The dog quickly moved from the front porch to the back porch and was there to greet us every time we opened the back door. He went on a few walks with me but would get attacked by some of the other dogs and would run home for protection. He was young and again not much of a fighter. He loved to run around the yard with me and chase sticks and jump up to grab my hand in his mouth. He quickly learned to fetch and as every good missionary dog should, he learned to shake hands.
Like most feral dogs, he had a real doggy smell so I decided to give him a bath. This was not too successful as it had to be done outside, but some water and soap was applied before he got away from me. I later took him for a ride to the ocean and carried him in to have a bath which helped some with his hygiene but it took a lot of persuasion to get him to get back in the van to come home. I bought some flea spray to help control his itching but he would have none of that either. I found that spraying where he layed took care of the flea problem.
He was a friend to all of the missionaries and allowed free entry to the yard, but he was becoming protective of the yard and would bark and occasionally chase after people walking down the street. I tried to correct the behavior but he had learned from other dogs just how a proper Samoan dog should act.
As we were coming to the end of our time in Tutuilla, I was beginning to wonder what to do with the animal. I decided to wait until Elder and Sister Jordan arrived to make a decision. Unsurprisingly, they said they didn't want to care for the critter. I then thought about finding a good home for him but quickly ruled that out as everyone had all the dogs available that they could possibly want. So my thought was to stop feeding him and lock him out of our yard (he was now too big to crawl under the gate) where he would join the ranks of the unfed, diseased, vicious animals that roam the streets. but I thought that would be too cruel.
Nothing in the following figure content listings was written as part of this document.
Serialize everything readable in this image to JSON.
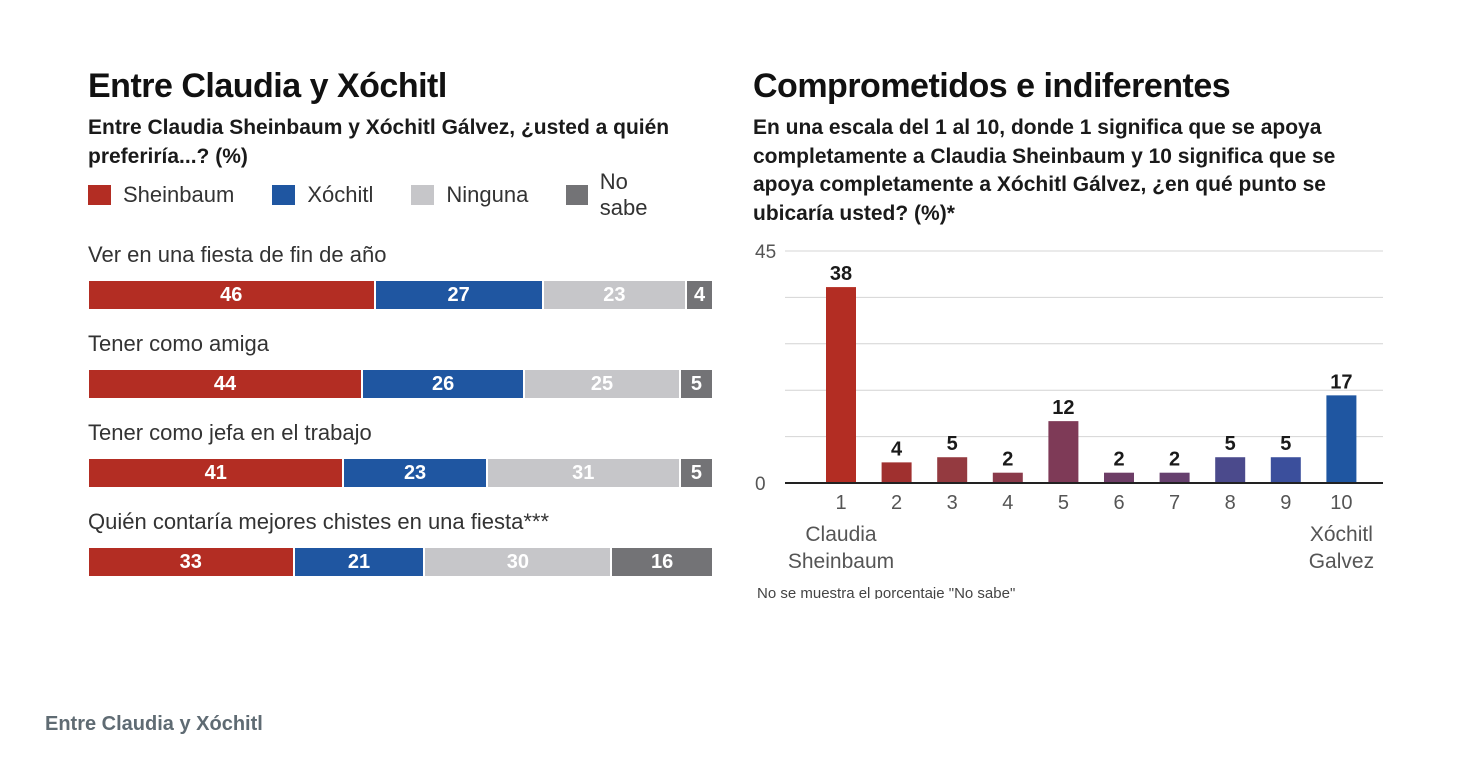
{
  "caption": "Entre Claudia y Xóchitl",
  "chart_data": [
    {
      "type": "bar",
      "orientation": "horizontal",
      "stacked": true,
      "title": "Entre Claudia y Xóchitl",
      "subtitle": "Entre Claudia Sheinbaum y Xóchitl Gálvez, ¿usted a quién preferiría...? (%)",
      "legend": [
        "Sheinbaum",
        "Xóchitl",
        "Ninguna",
        "No sabe"
      ],
      "legend_position": "top-left",
      "colors": [
        "#b32d23",
        "#1f56a1",
        "#c6c6c9",
        "#737376"
      ],
      "categories": [
        "Ver en una fiesta de fin de año",
        "Tener como amiga",
        "Tener como jefa en el trabajo",
        "Quién contaría mejores chistes en una fiesta***"
      ],
      "series": [
        {
          "name": "Sheinbaum",
          "values": [
            46,
            44,
            41,
            33
          ]
        },
        {
          "name": "Xóchitl",
          "values": [
            27,
            26,
            23,
            21
          ]
        },
        {
          "name": "Ninguna",
          "values": [
            23,
            25,
            31,
            30
          ]
        },
        {
          "name": "No sabe",
          "values": [
            4,
            5,
            5,
            16
          ]
        }
      ]
    },
    {
      "type": "bar",
      "title": "Comprometidos e indiferentes",
      "subtitle": "En una escala del 1 al 10, donde 1 significa que se apoya completamente a Claudia Sheinbaum y 10 significa que se apoya completamente a Xóchitl Gálvez, ¿en qué punto se ubicaría usted? (%)*",
      "categories": [
        "1",
        "2",
        "3",
        "4",
        "5",
        "6",
        "7",
        "8",
        "9",
        "10"
      ],
      "values": [
        38,
        4,
        5,
        2,
        12,
        2,
        2,
        5,
        5,
        17
      ],
      "colors": [
        "#b32d23",
        "#a0302f",
        "#943a40",
        "#8a3a4a",
        "#7e3a57",
        "#6d3d66",
        "#66406e",
        "#4b4a8c",
        "#3b4f9c",
        "#1f56a1"
      ],
      "ylim": [
        0,
        45
      ],
      "yticks": [
        0,
        45
      ],
      "grid": true,
      "end_labels": [
        "Claudia Sheinbaum",
        "Xóchitl Galvez"
      ],
      "footnote": "No se muestra el porcentaje \"No sabe\""
    }
  ]
}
So the only other option I could think of was to find a vet and pay to have him put down. As sad as that seemed, it still seemed more humane than the alternative.
However, I did come up with yet one more option. The Elders covering the Tongan Ward introduced me to a Tongan family that would love to have a nice, young, healthy, dog . . . . . . . . . . . . for dinner. I decided that would be the best solution as it was certainly no different than us eating the prize winning cow we purchased at the state fair that was raised by the young woman for her FFA project.
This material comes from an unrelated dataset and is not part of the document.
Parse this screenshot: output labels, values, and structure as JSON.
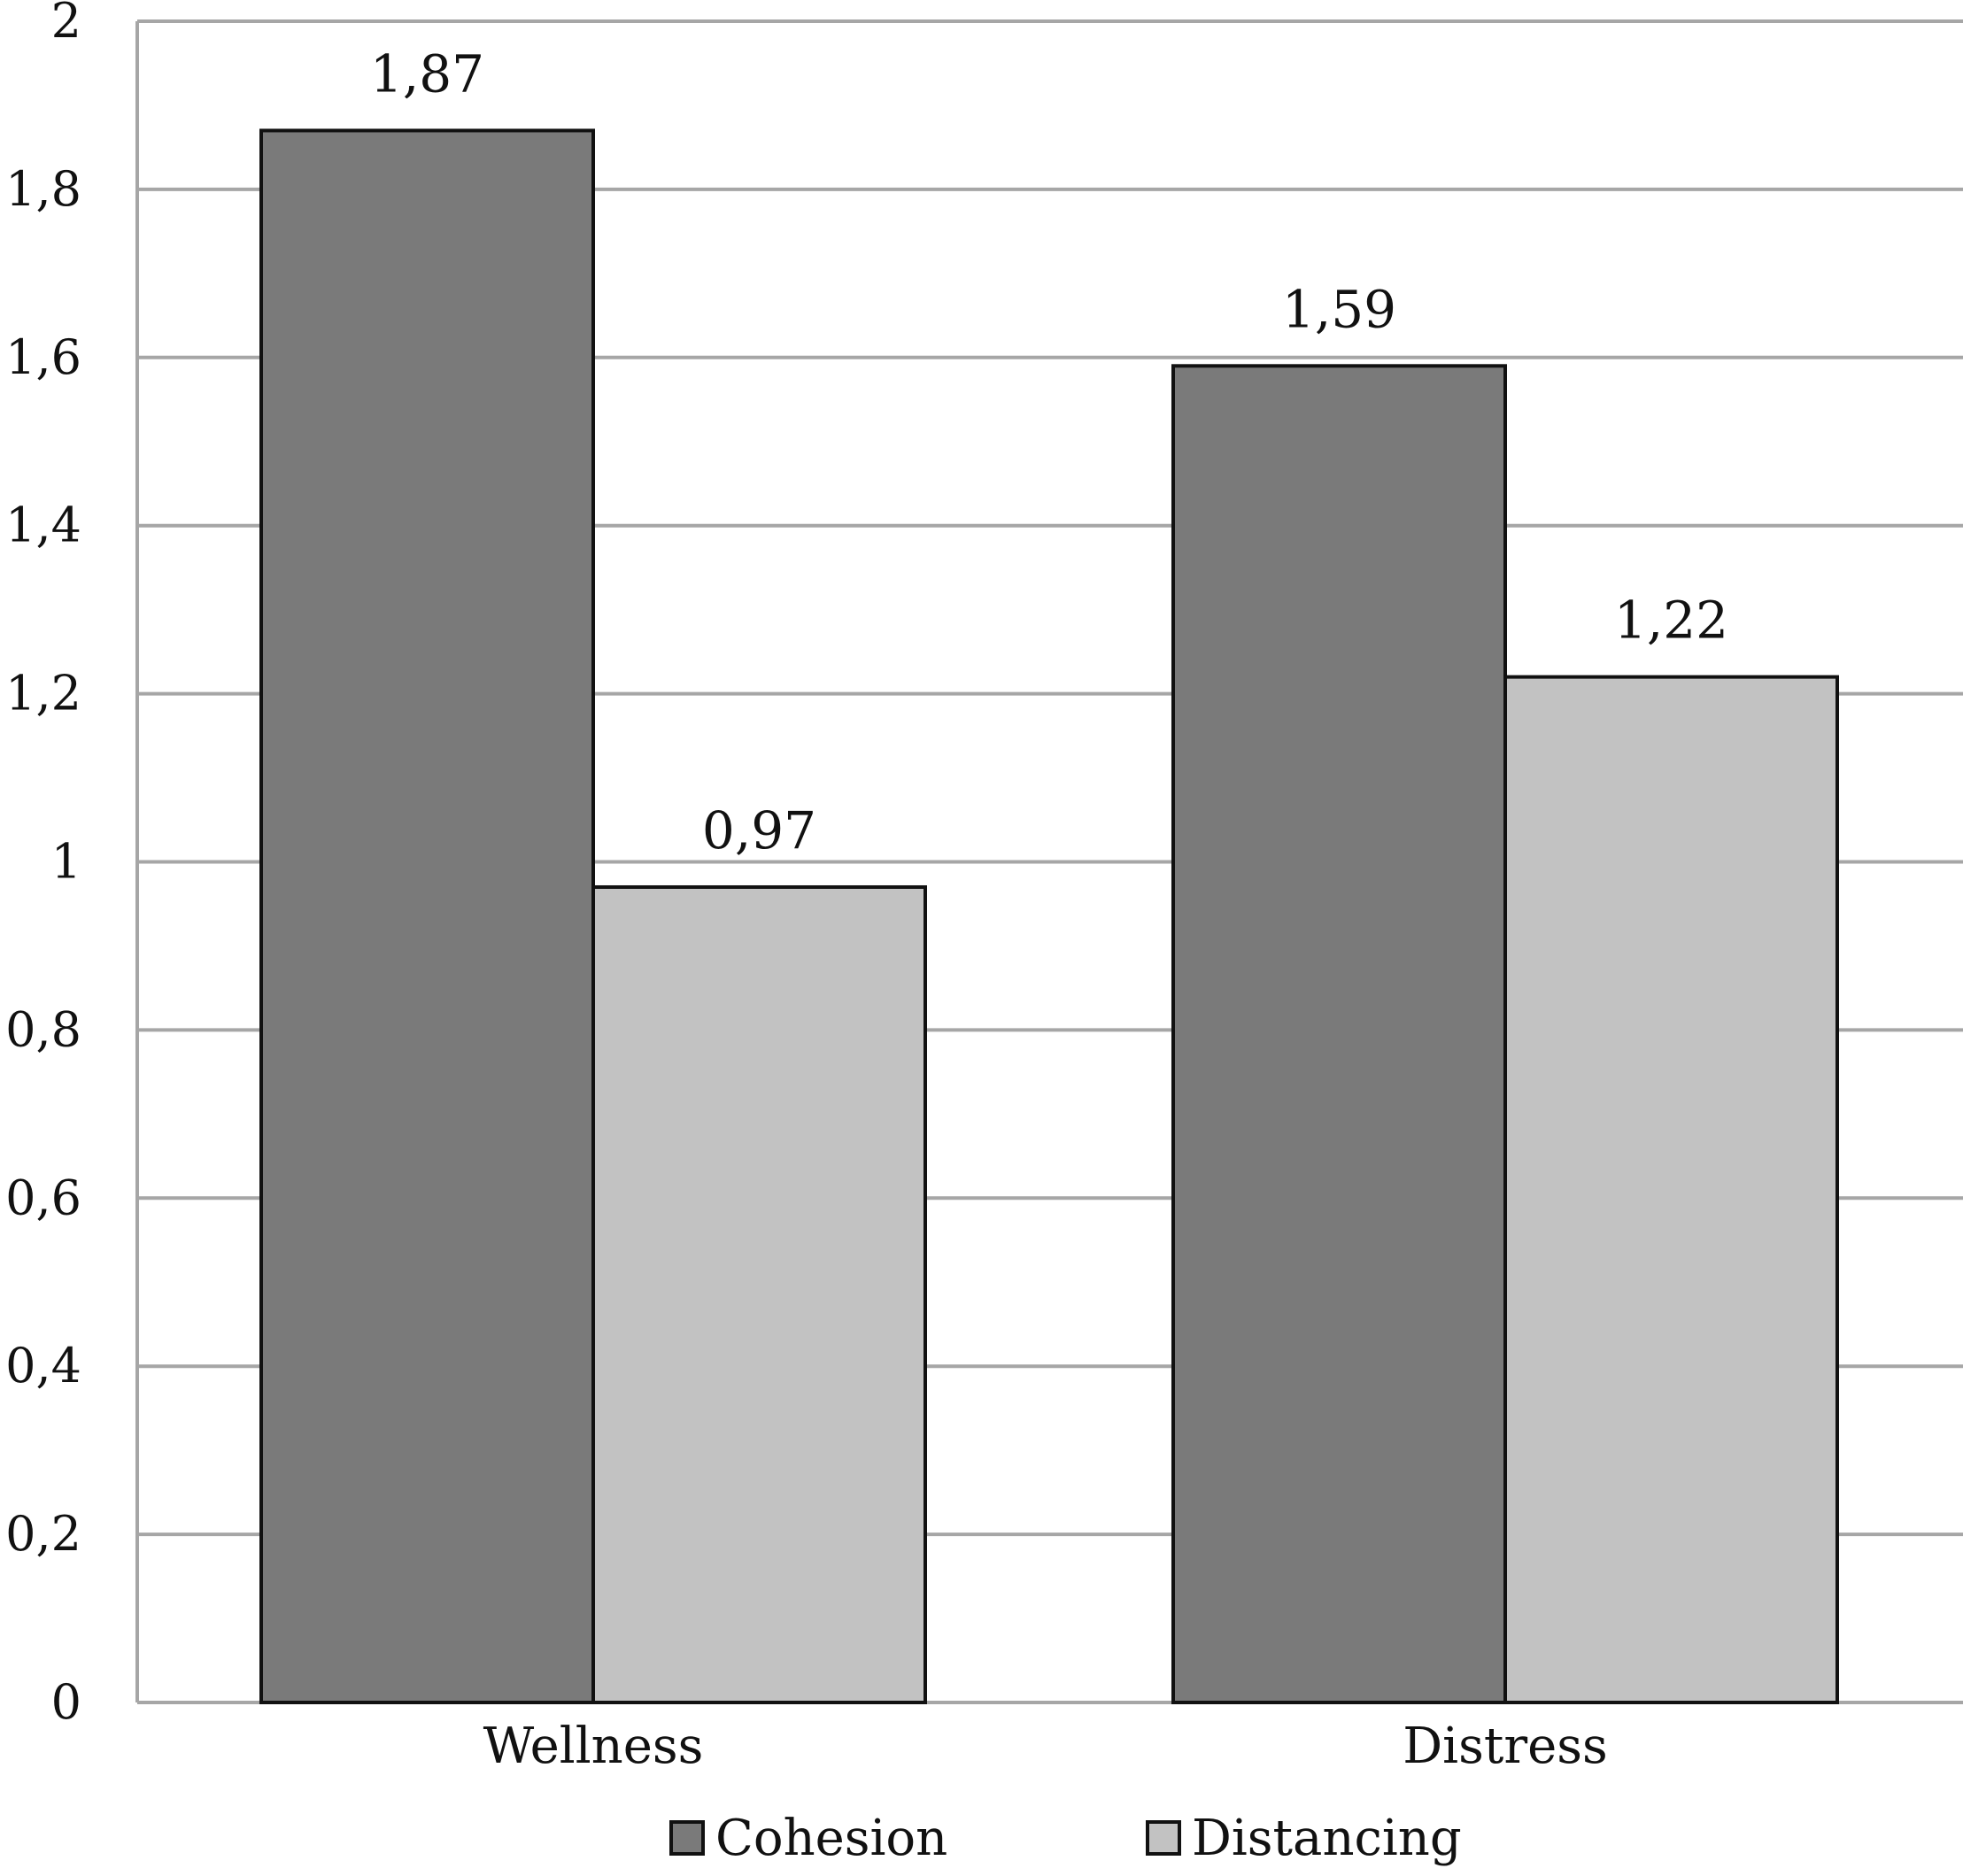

Decision made. On Saturday the Tongan Elders came over and we fed the dog the last can of dog food and I carried him down the street to the home of the Tongan family that gratefully accepted my offering.
Problem solved - Dog gone and family fed.
Coming home that evening to the absence of an outside watering bowl and not having anyone to greet us at the door, was a little sad. I heard dogs barking later that night and had to step outside to make sure he hadn't escaped and returned home. We flew back to Upolu on Sunday at noon. If our flight had been later in the day, I think I would have suggested hot dogs for lunch in honor of "the dog".